In generale, il rito avveniva in questo modo: il sommo sacerdote si lavava e indossava le vesti sacre, preparandosi ad entrare alla presenza di Dio; a questo punto il sacrificio di animali e l’aspersione del sangue permetteva di espiare i peccati e di purificare il popolo.
Osserva le caratteristiche più importanti di questo processo: il peccato richiedeva sangue, cioè una vita data al posto di un’altra. Un innocente moriva al posto del colpevole. L’espiazione però era temporanea e doveva essere ripetuta ogni anno, perché copriva il peccato ma non lo eliminava definitivamente. Era una soluzione provvisoria, un’ombra che preparava qualcosa di più grande (Ebrei 10:1-4).

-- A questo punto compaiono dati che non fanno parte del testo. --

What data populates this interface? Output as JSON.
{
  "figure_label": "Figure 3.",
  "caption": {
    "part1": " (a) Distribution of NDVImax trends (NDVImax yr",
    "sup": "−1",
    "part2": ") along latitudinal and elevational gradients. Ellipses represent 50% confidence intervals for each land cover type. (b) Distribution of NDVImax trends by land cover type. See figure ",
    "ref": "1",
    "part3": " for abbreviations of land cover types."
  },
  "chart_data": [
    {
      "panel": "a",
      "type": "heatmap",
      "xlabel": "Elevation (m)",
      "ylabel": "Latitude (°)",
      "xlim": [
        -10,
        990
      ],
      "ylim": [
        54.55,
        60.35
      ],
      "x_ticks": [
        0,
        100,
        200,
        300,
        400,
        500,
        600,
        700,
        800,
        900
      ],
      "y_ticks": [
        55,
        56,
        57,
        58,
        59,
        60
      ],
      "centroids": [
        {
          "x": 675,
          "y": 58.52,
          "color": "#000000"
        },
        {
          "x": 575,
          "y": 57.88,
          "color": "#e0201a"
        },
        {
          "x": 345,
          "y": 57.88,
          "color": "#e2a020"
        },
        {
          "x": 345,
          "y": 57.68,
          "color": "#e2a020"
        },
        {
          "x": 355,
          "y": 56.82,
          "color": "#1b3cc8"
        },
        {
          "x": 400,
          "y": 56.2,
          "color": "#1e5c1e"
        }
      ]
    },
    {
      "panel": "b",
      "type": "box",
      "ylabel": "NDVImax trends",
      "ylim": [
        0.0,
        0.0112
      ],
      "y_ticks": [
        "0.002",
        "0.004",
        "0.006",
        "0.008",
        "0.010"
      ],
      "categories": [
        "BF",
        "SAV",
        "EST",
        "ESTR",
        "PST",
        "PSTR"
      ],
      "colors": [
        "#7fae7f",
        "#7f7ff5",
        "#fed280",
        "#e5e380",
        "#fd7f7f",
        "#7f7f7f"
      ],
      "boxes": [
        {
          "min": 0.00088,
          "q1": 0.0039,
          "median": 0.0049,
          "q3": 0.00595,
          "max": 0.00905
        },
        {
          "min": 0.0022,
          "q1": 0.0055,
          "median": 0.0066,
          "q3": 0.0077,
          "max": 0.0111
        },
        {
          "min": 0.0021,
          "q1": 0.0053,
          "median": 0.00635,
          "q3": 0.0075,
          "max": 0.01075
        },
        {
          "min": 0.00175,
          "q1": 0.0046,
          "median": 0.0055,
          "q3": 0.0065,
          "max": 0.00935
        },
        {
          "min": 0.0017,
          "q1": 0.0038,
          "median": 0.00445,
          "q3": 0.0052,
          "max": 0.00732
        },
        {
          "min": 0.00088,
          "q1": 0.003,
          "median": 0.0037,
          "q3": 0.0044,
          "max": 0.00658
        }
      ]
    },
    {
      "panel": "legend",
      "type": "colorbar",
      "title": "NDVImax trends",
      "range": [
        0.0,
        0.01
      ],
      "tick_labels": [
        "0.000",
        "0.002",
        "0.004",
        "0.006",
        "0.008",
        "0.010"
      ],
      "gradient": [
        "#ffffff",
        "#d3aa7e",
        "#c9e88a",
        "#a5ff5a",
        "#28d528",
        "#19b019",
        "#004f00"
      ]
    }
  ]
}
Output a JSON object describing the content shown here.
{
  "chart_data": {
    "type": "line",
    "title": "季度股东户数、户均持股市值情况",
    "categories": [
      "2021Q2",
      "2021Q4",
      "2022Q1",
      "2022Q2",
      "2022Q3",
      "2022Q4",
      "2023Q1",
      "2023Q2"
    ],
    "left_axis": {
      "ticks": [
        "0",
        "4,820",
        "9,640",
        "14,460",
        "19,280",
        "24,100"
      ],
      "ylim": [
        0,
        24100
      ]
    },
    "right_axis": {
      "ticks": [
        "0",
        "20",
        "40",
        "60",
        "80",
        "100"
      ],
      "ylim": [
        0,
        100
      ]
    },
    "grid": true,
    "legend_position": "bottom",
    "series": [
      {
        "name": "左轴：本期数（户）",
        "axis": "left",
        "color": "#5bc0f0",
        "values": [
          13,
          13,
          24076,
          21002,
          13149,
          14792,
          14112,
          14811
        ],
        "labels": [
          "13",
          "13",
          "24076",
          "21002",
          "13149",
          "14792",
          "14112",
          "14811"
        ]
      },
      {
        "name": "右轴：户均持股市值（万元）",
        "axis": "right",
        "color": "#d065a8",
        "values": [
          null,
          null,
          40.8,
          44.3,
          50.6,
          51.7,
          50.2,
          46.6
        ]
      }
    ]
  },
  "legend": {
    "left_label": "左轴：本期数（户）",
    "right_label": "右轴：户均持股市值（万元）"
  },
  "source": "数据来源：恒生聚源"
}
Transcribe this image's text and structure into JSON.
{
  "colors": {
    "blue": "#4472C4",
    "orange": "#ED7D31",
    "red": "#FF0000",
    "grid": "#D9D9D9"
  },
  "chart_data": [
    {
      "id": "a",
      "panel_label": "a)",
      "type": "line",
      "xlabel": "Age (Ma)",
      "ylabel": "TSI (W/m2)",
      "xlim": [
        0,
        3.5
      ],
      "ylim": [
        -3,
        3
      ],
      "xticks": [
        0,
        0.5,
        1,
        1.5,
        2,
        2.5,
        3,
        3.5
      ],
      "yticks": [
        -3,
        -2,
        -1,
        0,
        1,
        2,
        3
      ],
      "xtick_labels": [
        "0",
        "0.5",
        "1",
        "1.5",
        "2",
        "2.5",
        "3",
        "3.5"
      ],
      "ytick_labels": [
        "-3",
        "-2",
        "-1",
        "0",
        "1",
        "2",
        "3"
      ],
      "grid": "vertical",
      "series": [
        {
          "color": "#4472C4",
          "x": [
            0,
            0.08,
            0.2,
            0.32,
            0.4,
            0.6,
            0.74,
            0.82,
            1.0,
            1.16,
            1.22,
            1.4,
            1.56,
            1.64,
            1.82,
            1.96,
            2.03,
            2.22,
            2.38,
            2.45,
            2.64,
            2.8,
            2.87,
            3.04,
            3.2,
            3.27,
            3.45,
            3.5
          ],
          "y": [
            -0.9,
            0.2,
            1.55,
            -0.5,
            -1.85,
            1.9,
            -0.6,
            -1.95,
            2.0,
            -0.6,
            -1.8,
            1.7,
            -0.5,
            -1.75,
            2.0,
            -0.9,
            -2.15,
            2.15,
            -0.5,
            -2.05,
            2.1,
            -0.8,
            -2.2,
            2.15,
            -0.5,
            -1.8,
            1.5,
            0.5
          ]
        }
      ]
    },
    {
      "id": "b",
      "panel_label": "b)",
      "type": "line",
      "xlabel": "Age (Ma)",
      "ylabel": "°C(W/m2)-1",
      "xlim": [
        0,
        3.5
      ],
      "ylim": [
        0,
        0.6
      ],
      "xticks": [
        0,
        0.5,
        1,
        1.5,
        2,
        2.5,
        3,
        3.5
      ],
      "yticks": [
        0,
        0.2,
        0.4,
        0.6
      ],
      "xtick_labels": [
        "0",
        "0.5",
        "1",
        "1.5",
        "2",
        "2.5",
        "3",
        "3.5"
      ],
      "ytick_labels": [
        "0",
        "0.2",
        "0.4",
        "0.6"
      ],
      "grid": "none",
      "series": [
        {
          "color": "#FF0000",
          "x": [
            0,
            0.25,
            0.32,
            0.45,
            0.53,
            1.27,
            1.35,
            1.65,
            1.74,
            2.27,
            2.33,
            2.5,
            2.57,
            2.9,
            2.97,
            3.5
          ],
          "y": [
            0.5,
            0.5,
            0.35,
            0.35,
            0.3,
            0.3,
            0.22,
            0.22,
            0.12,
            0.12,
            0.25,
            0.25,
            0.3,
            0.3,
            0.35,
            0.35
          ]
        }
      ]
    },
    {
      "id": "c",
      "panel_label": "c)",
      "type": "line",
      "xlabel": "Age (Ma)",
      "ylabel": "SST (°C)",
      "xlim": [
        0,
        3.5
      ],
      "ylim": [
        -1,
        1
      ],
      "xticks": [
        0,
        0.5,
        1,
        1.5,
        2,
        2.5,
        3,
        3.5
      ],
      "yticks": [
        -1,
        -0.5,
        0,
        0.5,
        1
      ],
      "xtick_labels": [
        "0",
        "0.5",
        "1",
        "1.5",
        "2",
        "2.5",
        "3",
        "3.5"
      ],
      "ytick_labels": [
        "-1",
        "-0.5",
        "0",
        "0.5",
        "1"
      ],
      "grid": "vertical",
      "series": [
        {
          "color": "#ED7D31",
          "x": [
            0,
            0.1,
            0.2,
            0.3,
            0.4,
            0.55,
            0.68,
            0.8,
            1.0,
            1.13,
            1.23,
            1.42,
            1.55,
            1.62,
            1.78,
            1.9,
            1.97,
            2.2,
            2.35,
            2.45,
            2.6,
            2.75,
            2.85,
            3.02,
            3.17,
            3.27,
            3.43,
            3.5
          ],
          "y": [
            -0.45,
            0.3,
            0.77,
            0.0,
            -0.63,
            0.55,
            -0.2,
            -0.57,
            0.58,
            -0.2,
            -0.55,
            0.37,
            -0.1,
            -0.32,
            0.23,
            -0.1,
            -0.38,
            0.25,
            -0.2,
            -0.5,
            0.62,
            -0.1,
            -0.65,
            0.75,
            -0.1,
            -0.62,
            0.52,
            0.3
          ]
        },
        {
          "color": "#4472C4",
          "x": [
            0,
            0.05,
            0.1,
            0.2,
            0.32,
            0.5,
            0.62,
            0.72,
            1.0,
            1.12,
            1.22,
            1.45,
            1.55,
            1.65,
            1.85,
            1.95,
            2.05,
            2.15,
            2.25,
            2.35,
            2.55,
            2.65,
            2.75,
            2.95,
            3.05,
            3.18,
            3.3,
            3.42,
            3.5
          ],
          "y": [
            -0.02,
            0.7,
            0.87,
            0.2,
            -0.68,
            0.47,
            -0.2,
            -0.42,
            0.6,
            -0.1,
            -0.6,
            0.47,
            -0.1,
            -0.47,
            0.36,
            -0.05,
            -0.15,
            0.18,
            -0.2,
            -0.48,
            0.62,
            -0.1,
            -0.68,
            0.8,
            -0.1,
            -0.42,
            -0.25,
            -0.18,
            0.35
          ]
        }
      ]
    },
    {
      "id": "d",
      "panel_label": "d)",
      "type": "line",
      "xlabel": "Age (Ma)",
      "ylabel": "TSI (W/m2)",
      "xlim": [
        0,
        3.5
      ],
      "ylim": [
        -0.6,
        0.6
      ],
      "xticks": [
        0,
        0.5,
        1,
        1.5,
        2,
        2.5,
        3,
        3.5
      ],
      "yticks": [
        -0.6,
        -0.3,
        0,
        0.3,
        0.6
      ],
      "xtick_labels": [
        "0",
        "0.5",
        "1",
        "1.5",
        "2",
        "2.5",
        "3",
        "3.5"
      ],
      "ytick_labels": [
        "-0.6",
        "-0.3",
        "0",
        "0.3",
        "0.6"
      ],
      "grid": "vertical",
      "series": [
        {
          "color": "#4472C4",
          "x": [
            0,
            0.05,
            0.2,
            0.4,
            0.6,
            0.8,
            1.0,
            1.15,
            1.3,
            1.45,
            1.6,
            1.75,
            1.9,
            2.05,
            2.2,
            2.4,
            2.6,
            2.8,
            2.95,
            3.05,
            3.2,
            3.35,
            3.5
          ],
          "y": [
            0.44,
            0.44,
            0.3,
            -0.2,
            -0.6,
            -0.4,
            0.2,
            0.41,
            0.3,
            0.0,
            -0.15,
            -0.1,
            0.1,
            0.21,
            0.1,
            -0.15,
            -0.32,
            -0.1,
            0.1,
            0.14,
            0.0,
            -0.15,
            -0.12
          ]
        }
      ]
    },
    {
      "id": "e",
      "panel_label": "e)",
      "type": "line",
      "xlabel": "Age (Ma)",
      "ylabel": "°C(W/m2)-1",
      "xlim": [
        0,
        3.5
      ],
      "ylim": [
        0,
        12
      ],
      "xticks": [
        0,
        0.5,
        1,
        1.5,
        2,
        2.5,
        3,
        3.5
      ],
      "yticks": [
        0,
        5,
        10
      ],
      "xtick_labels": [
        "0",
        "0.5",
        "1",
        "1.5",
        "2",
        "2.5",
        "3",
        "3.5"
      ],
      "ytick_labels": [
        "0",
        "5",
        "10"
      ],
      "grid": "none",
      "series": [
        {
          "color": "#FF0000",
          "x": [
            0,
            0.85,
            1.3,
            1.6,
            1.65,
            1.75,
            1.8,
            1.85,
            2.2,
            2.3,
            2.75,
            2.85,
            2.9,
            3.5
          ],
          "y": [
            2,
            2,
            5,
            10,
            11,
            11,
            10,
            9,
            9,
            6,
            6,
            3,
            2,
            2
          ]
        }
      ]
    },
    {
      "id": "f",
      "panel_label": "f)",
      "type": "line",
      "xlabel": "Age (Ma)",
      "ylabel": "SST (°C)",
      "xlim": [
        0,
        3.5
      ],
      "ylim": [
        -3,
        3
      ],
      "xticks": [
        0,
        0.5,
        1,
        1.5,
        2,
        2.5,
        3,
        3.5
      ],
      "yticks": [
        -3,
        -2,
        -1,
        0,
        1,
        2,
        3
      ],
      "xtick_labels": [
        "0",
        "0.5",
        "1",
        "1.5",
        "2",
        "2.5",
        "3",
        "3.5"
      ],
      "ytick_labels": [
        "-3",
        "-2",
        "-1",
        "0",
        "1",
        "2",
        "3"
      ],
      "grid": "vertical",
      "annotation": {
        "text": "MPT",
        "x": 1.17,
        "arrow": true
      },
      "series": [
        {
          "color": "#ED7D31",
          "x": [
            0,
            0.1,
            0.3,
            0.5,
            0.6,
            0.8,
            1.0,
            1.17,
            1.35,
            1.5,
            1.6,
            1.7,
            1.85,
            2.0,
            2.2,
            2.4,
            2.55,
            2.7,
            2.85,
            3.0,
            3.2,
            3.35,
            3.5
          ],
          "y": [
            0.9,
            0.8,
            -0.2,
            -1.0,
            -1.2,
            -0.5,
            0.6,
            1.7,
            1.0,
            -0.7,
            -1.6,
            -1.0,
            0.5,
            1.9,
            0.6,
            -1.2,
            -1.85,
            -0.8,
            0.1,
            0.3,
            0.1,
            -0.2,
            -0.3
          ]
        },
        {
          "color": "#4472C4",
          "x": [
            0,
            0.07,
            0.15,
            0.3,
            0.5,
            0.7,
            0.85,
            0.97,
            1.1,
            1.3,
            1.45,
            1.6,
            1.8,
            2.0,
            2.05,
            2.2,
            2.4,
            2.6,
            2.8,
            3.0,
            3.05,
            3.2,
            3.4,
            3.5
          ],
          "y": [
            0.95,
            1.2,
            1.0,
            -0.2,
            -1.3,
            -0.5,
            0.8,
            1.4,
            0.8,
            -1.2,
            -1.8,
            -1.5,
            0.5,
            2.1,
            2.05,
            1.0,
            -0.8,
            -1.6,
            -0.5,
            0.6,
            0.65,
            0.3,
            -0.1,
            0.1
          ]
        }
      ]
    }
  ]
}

Quando pensiamo a Gesù, pensiamo immediatamente al Figlio di Dio, a Dio stesso, parte della Trinità, nostro Re, Amico e Maestro. Ma raramente ci soffermiamo sul Suo ruolo di Sommo Sacerdote definitivo. Quello che ha fatto sulla croce, oltre ad essere un gesto di amore infinito, è stato anche un atto di espiazione perfetta, compiuto in piena obbedienza al Padre.
Ecco il punto essenziale che caratterizza il nuovo patto tra Dio e l’uomo: Gesù è un Sommo Sacerdote diverso. Ora Lui si trova alla destra del trono della Maestà nei cieli, non perché eletto dagli uomini, ma perché stabilito da Dio. Non ha offerto il sangue di un animale, ma il Suo stesso sangue, una volta per sempre, per i peccati passati, presenti e futuri. Innocente per eccellenza, Sacerdote per eccellenza, sacrificio perfetto ed espiatorio per eccellenza.
Ringrazia Dio per averti donato un Ministro del santuario e del vero tabernacolo, per averti liberato dall’obbligo dei rituali levitici e per aver aperto una via dove tu non potevi entrare. Nessuno è più grande di Gesù, superiore agli uomini, agli angeli, ai sacerdoti e ai ministri. E soprattutto Cristo è superiore alla morte, perché il Suo sacrificio non copre soltanto il tuo peccato, ma lo vince definitivamente, riscattando la tua vita.